Hacia la tercera copa de Macallan 18 años, y mientras me
muestra la fotografía de un Aston Martin Vanquish 2015, me suele decir. “mira, esto sí que es una auténtica obra de arte, lo que daría yo
solamente por tocarlo”. Entonces le respondo. “No, escucha, estoy de acuerdo en
que el cochecito en cuestión es una hermosa obra de ingeniería, y que me gustaría conducirlo, pero, por mucho
que sea el coche de Bond, James Bond, no
es una obra de arte, porque el arte es otra cosa”.
Y ahí es cuando
se precipita al vaso la cuarta copa y
nos enzarzamos los dos cuñados en una disputa sin fin, que solamente interrumpe él, cuando finalizado el penúltimo trago, me propone probar un poco de Talisker 18 años,
con toques ahumados de turba y algas marinas. “Otra auténtica obra de arte”, me
dice. En ese caso no discuto; cancelamos la controversia, muestro mi total acuerdo
hacia su última aseveración y nos bebemos con sumo placer la quinta.
Creo que algo
similar a una discusión entre cuñados bien pimplados le sucede a los miembros del
jurado de la Academia Sueca a la hora de argumentar sus filias y sus fobias
hacia los candidatos a premio Nobel, que
llegan a su mesa procedentes de los más insospechados centros
de influencia internacionales.
Por lo que se ve, en esta última edición iban bien
servidos de whisky. No voy a entrar ahora en el anacronismo de estos premios, o
en la dudosa áurea universal de santidad
infalible que imponen a quienes los obtienen, ni siquiera en la misoginia de
que hacen gala, muy en consonancia con la homofobia que ostentaba el último Nobel español. Lo que quiero decirles a los
miembros de la academia es lo mismo que le digo a mi cuñado, pero sobrio.
Miren,
una canción es una canción, por muy inspiradora, bella y reveladora que sea.

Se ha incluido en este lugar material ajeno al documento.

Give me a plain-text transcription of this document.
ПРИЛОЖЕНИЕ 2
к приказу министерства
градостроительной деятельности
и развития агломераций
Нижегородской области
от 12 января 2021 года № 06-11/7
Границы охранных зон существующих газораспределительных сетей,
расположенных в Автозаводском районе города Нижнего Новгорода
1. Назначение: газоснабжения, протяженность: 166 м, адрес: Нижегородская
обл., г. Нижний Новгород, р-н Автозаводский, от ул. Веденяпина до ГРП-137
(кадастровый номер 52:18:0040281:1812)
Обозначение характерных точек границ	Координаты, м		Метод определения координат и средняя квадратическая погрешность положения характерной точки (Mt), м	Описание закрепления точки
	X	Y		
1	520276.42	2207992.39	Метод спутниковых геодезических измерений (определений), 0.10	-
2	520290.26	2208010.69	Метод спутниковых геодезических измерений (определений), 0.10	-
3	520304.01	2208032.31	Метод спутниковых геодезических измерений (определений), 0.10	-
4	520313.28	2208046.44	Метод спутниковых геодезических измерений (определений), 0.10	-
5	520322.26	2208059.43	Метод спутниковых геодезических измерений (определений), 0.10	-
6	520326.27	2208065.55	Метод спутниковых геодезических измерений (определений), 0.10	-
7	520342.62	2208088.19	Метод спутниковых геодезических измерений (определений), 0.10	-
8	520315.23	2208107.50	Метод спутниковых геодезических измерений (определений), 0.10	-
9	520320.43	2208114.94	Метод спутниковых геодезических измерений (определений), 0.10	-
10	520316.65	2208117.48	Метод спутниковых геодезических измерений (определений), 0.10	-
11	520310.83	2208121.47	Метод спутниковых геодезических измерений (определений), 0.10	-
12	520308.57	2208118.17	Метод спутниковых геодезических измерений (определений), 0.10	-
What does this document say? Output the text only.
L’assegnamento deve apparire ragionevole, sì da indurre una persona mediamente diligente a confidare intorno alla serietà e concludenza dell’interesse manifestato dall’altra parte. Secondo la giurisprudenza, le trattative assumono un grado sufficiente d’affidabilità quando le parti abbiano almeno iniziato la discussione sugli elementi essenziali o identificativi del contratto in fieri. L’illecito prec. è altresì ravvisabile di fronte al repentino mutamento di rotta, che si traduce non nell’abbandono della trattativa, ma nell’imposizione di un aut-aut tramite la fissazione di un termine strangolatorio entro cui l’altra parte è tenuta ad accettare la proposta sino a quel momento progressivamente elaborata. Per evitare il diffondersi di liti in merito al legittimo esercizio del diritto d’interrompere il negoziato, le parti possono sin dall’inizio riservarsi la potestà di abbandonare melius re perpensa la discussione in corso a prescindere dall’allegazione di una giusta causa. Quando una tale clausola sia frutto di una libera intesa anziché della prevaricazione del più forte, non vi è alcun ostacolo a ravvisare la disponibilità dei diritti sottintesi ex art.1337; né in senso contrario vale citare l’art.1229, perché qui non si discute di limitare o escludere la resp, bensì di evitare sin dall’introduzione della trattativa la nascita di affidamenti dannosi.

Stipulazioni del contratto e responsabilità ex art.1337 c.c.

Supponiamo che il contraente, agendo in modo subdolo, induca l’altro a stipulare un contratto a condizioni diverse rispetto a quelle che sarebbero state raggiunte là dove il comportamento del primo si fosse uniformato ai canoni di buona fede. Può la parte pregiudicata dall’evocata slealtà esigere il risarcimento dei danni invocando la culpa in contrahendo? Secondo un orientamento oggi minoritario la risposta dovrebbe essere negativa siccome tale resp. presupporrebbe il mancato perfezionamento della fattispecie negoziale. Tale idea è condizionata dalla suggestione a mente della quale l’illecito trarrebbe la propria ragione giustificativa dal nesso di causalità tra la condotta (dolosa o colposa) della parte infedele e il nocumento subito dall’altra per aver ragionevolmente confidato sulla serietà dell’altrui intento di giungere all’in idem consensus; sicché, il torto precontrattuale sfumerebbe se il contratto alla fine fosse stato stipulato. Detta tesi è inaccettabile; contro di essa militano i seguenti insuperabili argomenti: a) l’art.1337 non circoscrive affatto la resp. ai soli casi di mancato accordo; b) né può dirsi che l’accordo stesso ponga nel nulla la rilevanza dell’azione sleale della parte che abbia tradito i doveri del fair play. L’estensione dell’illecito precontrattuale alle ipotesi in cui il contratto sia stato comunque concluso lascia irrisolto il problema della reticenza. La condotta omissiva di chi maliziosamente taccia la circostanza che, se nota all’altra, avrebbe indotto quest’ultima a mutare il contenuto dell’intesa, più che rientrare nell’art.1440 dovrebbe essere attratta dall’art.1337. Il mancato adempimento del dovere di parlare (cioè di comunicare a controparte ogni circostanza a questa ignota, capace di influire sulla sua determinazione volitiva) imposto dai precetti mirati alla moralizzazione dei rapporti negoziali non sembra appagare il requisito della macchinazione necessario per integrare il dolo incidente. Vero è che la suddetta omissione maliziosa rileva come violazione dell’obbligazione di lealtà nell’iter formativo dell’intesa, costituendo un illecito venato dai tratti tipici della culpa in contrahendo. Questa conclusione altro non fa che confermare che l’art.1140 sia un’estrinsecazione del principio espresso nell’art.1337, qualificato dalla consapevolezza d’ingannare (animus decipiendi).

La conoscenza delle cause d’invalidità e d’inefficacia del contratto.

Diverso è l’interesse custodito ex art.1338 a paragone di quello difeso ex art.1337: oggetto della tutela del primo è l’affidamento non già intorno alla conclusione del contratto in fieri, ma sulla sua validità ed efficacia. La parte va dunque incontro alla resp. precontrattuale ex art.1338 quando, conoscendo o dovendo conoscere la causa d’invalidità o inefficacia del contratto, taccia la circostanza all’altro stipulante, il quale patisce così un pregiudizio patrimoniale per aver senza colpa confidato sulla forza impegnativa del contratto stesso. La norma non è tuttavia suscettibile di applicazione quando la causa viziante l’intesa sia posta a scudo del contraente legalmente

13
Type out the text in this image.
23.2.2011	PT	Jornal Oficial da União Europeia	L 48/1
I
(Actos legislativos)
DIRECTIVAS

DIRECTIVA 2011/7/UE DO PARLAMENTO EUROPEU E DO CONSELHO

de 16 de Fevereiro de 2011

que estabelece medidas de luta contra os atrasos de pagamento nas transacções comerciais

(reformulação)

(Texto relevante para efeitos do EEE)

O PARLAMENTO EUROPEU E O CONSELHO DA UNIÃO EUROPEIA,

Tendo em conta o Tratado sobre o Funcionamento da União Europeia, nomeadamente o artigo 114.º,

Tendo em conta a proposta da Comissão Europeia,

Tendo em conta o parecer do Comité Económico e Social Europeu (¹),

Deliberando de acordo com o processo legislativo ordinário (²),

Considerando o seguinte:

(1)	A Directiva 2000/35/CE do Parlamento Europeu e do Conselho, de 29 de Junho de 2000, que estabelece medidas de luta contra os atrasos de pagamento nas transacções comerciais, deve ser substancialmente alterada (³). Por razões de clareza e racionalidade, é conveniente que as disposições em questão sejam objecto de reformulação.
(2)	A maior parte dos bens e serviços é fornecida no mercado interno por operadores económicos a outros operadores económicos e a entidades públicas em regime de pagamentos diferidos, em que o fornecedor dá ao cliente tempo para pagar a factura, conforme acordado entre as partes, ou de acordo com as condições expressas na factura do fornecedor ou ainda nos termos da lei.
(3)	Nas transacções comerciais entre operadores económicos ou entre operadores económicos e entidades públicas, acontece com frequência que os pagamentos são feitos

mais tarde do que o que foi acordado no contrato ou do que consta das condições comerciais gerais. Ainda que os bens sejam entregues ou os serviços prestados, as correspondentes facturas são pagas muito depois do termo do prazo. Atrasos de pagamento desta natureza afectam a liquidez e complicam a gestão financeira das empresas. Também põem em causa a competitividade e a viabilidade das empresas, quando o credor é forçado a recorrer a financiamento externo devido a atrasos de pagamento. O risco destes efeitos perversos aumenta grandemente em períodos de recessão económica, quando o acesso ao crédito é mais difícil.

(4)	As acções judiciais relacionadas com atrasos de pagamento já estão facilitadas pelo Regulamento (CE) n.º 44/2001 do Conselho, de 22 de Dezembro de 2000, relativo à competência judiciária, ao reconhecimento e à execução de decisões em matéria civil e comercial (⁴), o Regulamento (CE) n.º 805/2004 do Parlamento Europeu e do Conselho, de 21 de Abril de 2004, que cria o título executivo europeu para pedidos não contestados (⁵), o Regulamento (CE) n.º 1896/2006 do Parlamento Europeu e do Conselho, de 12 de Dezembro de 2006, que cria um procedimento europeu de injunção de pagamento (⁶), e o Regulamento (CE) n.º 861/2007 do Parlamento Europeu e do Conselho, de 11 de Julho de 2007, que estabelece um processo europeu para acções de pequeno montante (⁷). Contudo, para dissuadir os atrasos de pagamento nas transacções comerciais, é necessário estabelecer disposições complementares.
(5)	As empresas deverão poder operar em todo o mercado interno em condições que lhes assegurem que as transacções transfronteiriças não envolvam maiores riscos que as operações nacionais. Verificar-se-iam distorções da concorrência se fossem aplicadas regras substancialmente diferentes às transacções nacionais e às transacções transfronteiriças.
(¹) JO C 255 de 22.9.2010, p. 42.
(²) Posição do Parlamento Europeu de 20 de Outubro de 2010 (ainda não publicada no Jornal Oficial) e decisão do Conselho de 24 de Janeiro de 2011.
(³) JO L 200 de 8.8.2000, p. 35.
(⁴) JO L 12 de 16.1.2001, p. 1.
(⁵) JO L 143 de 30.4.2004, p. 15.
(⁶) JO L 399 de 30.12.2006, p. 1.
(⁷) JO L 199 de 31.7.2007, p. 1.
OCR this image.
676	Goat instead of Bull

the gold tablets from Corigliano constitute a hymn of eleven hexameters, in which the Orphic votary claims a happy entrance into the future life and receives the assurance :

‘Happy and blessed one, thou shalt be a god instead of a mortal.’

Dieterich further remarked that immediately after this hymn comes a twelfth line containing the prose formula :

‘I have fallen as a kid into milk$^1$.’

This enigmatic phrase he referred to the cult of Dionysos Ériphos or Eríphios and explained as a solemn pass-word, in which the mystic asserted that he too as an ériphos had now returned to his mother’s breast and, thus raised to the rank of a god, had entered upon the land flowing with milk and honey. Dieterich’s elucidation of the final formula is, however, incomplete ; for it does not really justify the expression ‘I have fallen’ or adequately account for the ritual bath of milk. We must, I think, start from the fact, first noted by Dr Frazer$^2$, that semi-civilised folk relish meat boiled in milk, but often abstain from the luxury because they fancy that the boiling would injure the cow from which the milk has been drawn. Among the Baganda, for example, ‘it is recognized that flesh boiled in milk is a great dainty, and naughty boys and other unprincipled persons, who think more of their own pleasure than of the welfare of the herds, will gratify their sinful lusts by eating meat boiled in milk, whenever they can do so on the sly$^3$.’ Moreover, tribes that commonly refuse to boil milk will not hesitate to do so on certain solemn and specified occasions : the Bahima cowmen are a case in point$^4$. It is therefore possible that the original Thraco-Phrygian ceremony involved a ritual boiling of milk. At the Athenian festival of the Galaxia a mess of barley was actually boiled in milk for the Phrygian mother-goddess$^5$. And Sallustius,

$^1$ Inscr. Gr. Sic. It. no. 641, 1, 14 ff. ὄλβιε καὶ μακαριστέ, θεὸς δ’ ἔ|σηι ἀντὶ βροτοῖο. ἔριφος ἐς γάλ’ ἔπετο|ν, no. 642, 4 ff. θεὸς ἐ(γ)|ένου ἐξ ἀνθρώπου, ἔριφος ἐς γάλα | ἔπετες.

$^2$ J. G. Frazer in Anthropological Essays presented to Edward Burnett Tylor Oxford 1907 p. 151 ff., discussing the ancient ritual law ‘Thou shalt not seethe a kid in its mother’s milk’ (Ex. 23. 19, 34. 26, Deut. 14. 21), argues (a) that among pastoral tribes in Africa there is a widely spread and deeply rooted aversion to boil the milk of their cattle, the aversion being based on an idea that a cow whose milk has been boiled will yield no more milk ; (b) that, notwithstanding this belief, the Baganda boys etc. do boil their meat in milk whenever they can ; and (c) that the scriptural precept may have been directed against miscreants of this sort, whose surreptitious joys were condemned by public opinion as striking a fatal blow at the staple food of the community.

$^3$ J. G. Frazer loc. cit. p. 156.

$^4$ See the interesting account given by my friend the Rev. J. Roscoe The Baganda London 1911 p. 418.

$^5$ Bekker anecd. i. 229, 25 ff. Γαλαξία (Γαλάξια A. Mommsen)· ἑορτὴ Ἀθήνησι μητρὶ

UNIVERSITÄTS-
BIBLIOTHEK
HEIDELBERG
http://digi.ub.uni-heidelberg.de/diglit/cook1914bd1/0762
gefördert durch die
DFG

Les diré más. Una canción puede ser también una obra de arte, y Robert Allen Zimmerman ha sido uno de los más prolijos maestros
en el arte de componer canciones. Quizá
por eso tiene en su haber todo el reconocimiento global, no solamente a tenor
de las ventas de sus discos, sino a la vista de los numerosos premios de la industria
discográfica que ha recibido a lo largo
de su fructífera trayectoria musical.
El ascendente
artístico, cultural e ideológico y la
influencia de Bob Dylan sobre sus contemporáneos y sobre futuras
generaciones es indiscutible. Pero, atiendan ustedes, señores de la Academia Sueca: se pongan como se pongan, Bob Dylan no
es el Homero contemporáneo, tal y como titulaba hace un par de días un periodista
de La Vanguardia. Entre otras cosas porque Homero es, desde hace ya muchos siglos, un
gigante de estatura inalcanzable tanto para escritores como para músicos. Porque si a Homero nunca le hubiesen dado un Grammy. ¿Por
qué le dan un premio literario a un músico?
Y es que da la
sensación de que determinados productos o actividades humanas necesitan del marbete de artísticas,
poéticas o literarias para poder prestigiarse,
como si en su ámbito no pudiese hallar determinados atributos que son
propios y exclusivos del arte y que ayudarían a mudarse a algunos profesionales
virtuosos al mismísimo Olimpo donde residen los grandes
pintores, poetas, escultores o músicos. En realidad, lo que ocurre es que estamos ante la expresión
inconsciente de un complejo de inferioridad sin resolver y, como todos los complejos, tiene difícil
curación.
Una posible remedio pasaría por la creación de premios en cada uno los ámbitos suficientemente prestigiados como para que no se produjesen estos ridículos carnavales,
aunque bastaría con provocar la caricatura para delimitar adjetivos, halagos y campos semánticos.
Voy a proponer a
Balón de Oro de esta temporada a Don Mariano Rajoy, por todos los goles que nos ha metido sin
bajarse del autocar y su gran habilidad
para burlar el fuera de juego. También propondré a los Grammy al portero
Stegen, por su gran cantada ante el
Celta de Vigo.
Ya más en serio, había pensado
también que el próximo año podríamos darle el premio Cervantes a Joan Manuel
Serrat; el Nacional de Poesía a Manolo García; el Princesa de Asturias de las
letras a Juan José Benítez, y el Nacional de Narrativa a Albert Rivera, por
su capacidad para mentir y construir ficción.
También podríamos
darle el Nobel de Física al escultor Jorge Oteiza, por su maestría a la hora de tratar la
materia. El Nobel de Química podría ser para Ferran Adrià, por la utilización de elementos de la tabla periódica en los
fogones, con resultados más que onerosos...
Sin embargo,
quizá no sea necesario hacer caricatura. Basta con echar un vistazo a la
realidad. El pasado 20 de mayo, la Universidad de Granada invistió doctor Honoris Causa al cantante
Miguel Ríos “por su aportación a la
cultura y a la historia de la música universal”. Yo me sé de memoria su Rock & Rios. El día 6 de septiembre de 1983 llegó a Barcelona en la gira “El rock de una noche de verano”. Yo tenía entonces 19 años.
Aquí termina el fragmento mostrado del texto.